Написал я это и, слава Богу, снял грех с души. Как вдруг, месяца через полтора, вынимаю из почтового ящика…
17 января 2000 года
Дорогой Вячеслав Трофимович!
До того меня тронуло Ваше доброе письмо и приложенные к нему книги, что я сразу же захотел Вас как-то отблагодарить за сердечное ко мне отношение. В нашем недобром российском мире укусить, ранить, просто уязвить много желающих, особенно среди по-прежнему оголтелых Красных, но и добрые сердцем люди, слава Богу, не перевелись. Красные ж всегда зависимые, и сию зависимость, как хомут, сами на себя надевшие, не могут простить человеку хотя бы относительно независимому, собой и трудом своим распоряжающемуся, скалятся и хватают зубами за живое мясо оттого, что ты не с ними, не ешь подлый хлеб раба, всю жизнь кому-то прислуживающего
[5].Алексея Константиновича Толстого я люблю давно, преданно и нежно, может, потому, что пел и декламировал: «Колокольчики мои, цветики степные, что глядите на меня, темно-голубые?..», еще не зная, что они принадлежат какому-то поэту, как пел: «Сяду я за стол да подумаю, как на свете жить одинокому?..», не зная, что строчки эти принадлежат Кольцову.
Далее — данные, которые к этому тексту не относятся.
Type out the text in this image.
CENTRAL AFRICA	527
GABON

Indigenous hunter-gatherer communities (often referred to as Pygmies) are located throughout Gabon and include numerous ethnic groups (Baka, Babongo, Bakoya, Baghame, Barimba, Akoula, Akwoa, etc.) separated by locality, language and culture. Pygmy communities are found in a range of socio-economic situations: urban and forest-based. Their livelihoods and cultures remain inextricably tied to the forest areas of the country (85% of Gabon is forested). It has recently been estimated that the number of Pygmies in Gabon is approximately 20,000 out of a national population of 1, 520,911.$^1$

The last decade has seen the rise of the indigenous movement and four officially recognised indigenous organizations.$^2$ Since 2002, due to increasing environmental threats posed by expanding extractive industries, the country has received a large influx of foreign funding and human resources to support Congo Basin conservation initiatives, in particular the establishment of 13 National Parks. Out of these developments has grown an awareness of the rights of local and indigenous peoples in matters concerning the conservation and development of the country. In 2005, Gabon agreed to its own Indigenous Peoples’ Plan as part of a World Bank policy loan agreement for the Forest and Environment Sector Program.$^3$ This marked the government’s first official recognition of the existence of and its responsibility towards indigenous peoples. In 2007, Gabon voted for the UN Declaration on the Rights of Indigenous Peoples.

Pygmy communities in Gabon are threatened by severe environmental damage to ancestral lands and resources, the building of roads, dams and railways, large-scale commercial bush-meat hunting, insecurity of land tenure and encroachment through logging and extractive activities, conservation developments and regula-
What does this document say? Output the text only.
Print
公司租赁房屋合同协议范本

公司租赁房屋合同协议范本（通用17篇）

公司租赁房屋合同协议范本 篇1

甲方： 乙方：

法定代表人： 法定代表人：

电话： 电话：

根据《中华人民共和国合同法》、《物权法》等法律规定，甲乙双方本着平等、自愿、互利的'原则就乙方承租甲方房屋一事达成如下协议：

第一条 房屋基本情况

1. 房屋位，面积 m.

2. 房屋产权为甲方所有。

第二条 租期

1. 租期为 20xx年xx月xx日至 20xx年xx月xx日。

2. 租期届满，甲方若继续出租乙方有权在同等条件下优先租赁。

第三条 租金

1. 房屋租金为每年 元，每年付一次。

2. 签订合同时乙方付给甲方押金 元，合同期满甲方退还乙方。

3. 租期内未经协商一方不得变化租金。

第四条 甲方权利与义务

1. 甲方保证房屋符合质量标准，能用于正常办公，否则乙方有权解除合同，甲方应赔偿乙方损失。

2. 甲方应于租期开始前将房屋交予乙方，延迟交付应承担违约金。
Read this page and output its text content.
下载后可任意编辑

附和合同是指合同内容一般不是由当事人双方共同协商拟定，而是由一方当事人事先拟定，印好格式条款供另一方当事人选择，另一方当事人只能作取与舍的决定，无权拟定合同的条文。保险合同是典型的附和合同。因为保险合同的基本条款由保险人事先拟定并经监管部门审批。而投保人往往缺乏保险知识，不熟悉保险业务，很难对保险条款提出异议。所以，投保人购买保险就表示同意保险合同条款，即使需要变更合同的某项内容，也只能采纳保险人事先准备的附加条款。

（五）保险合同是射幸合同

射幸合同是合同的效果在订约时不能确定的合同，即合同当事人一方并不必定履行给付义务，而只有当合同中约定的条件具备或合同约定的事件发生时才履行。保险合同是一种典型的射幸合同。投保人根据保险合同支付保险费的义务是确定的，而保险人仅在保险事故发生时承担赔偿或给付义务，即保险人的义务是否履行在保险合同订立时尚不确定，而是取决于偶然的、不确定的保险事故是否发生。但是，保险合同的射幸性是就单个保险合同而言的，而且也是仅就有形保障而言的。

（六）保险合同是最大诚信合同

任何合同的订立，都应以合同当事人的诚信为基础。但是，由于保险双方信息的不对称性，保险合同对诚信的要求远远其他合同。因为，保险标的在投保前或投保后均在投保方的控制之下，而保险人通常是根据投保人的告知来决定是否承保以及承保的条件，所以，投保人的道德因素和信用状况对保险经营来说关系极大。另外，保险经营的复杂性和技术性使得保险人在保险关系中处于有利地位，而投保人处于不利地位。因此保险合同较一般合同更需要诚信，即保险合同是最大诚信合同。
Я вырос в гулевой, драчливой и песенной деревне, Бог наделил меня цепкой памятью, и я с голоса, с праздничного застолья подхватывал и запоминал песни, еще не понимая, что их кто-то сочинил, придумал. Память эта помогла мне сохраниться и выжить, я к солдатчине был уже довольно начитан, кое-что знал наизусть, моим дружкам, окружению моему, то детдомовскому, то фэзэушному, то солдатскому, казалось, что я знаю и помню бездну всяких литературных творений, а знал-то я и запомнил в основном пакостливое, блатное и притюремное, однако ж помнил «Конька-Горбунка», и когда было невмоготу на фронте иль в госпитале в потемках, как начну бывало: «За морями, за лесами, за высокими горами, не на море, на земле, жил старик в одном селе…», так вот и друзей у меня полон двор и уж всякое ко мне доброе расположение — кусок хлеба отломят, раненого не бросят, вот и на днепровском плацдарме, где мне подбили до слепоты правый глаз и наполовину отшибли память, кто-то спас меня, засунув в лодку. Может, по веленью Божью, а может, литература спасла.
Она и до се мое спасение, а не только работа, хотя пишу я сейчас мало, за стол сажусь редко, очень меня подорвал летом инфаркт, от которого до сих пор не оправился. Собираюсь в Подмосковье на леченье с осени и не могу собраться, не
<нрзб> оставить в одиночестве больную жену.Еще раз благодарю Вас, кланяюсь и желаю доброго здоровья.